Depois de uma longa ausência da blogosfera, tinha planeado voltar com algumas postagens durante estas (curtas) férias. Tinha vários temas em mente. Talvez demasiados, porque acabei por me sentir perdido no meio de tanto caos. Aí, decidi fazer um exercício um pouco mais generalista. Procurei entender o quanto mudei desde que comecei este blog e a que visão do estado e da politica portuguesa essa mudança me levou.
Hoje, sinto-me mais liberal, sobretudo no que toca à economia. Não anarquista. Acredito que a longo prazo, o mercado trata de equilibrar a riqueza de uma forma justa. Mas apenas se o mercado for verdadeiramente livre. Um contra-exemplo usualmente atirado contra o liberalismo (sobretudo o norte-americano) é a recente crise financeira. Não posso deixar de discordar, visto que a grande alavanca que levou a este crash foi toda a problemática com o sub-prime, que foi criada através de uma intervenção estatal no mercado imobiliário. Portanto, esta crise, embora tenha surgido num mercado tradicionalmente liberal, veio de uma medida que de liberal tem muito pouco.

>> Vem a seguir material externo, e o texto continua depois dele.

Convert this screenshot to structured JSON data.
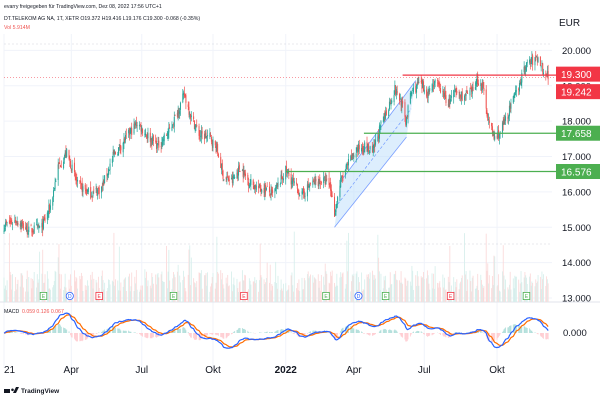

Acredito que se o mercado funcionar de forma verdadeiramente livre, acabará sempre por convergir para um equilíbrio justo. Quando se desvirtuam as regras de mercado, este responde... desregulando-se. Criam-se desequilíbrios, muitas vezes camuflados como equilíbrios sociais, atingidos à custa de uma brilhante intervenção estatal. Esses equilíbrios, que de equilibrados têm muito pouco, são temporários. E quando o seu prazo de validade expira, mostra a sua verdadeira cara de desequilíbrios, com a balança sempre a favorecer os já favorecidos.
Vejamos o caso do (des)emprego. O paradigma em Portugal, após a revolução, foi (é?) de uma defesa acérrima dos direitos dos trabalhadores (falar em direito dos empregadores é tabu no nosso país). Tomaram-se assim várias medidas de proteccionismo cerrado ao emprego. Salutar, dirão muitos. Justo para os trabalhadores, gritaram imensos.

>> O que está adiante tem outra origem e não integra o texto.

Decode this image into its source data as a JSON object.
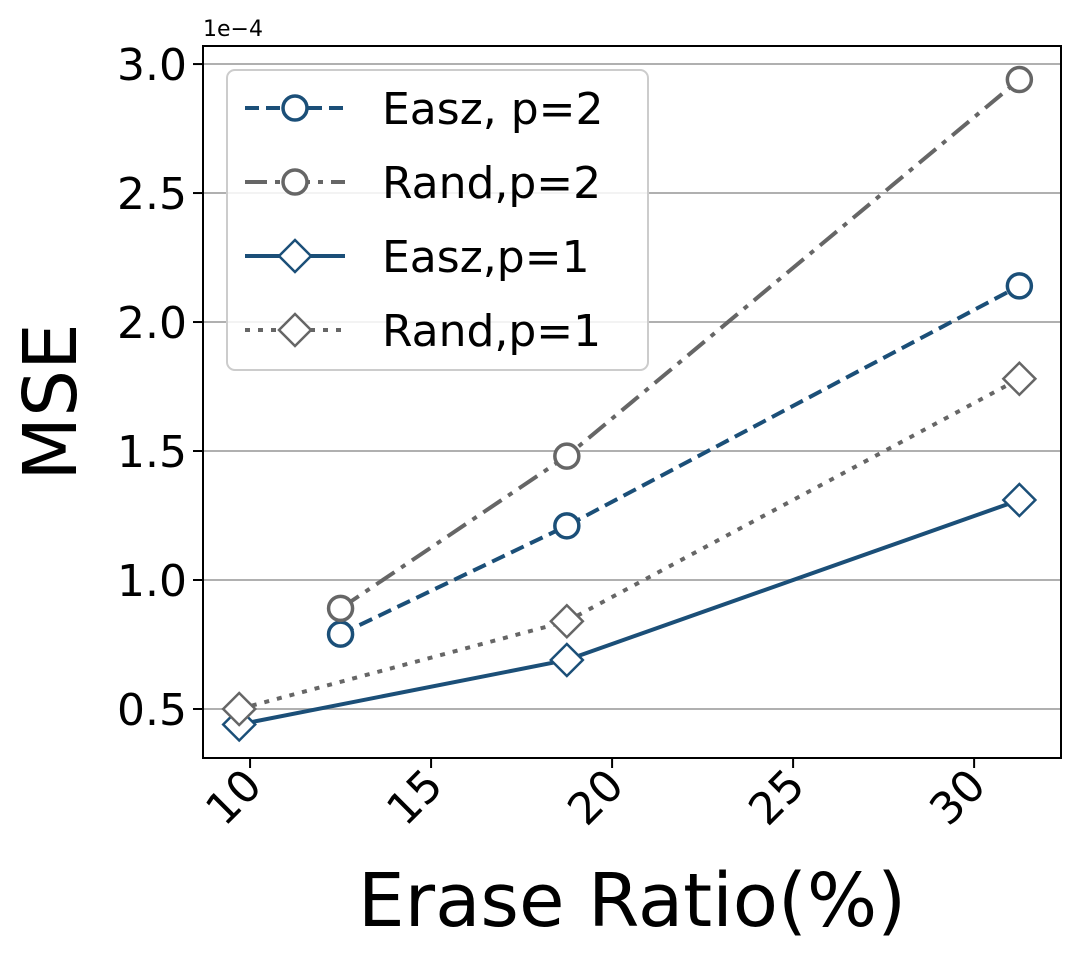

Será mesmo? Essas medidas levaram-nos a menos desemprego? Não me parece. Levaram a mais justiça social, nomeadamente na distribuição da riqueza? Não, um redondo não. Intervenção do Estado no mercado, com medidas que visam favorecer os trabalhadores na sua relação com o empregador. O resultado? Está à vista: a balança inclinou-se mais uma vez para o grande capital. O trabalhador acaba como vitima de inúmeras formas. Uma das mais curiosas que me lembro é quando um trabalhador decide passar a empregador, e aí acaba por ter as asas cortadas, porque o voo implica pagar um valor insuportável para direitos dos trabalhadores. "Trabalhadores" esses que não chegam a existir, porque os seus direitos são caros.
Depois temos os apoios do Estado a empresas. A certas empresas, convém acrescentar. Isso viola uma das leis básicas do mercado: igualdade. Quando certos intervenientes no jogo têm regras especiais, é natural que o terreno de jogo fique inclinado. E quem paga essa inclinação são os consumidores, no final de contas. Temos ainda a ineficiência do Estado no pagamento das suas dívidas, na devolução do IVA, entre outras, que leva a que empresas com dificuldades tentem sobreviver em vez de tentar crescer, enquanto o grande capital tem margem de manobra para continuar a implementar o seu domínio. Acrescentando ainda a lentidão na justiça, não é nada surpreendente o estado actual da nossa economia.
Uma outra forma de intervenção estatal está no IVA. 20% não é muito; é demais. Estamos a falar de diminuir em 1/5 o poder de compra dos consumidores, o que naturalmente tem um impacto brutal no mercado. A justificação para este imposto é nobre: suportar os custos de ter um Estado. Os custos da democracia.
Idealizo o Estado como uma entidade vigilante e reguladora, apenas intervindo directamente numa área que dificilmente será privatizável: a Justiça. Acrescentaria talvez a Saúde. Temos ainda a vertente de apoio social, embora tenha algumas dúvidas sobre a eficiência de um sistema de apoio social centralizado e pesado.
É na necessidade de um sistema judicial justo que reside a razão de ser de um Estado. É esta necessidade que justifica que cada um de nós contribua com um pouco do seu trabalho para suportar os custos de um Estado. E é aí que chego a sentir uma certa revolta. Pois se o Estado falha redondamente na sua principal função, qual a justificação para os 20% de IVA?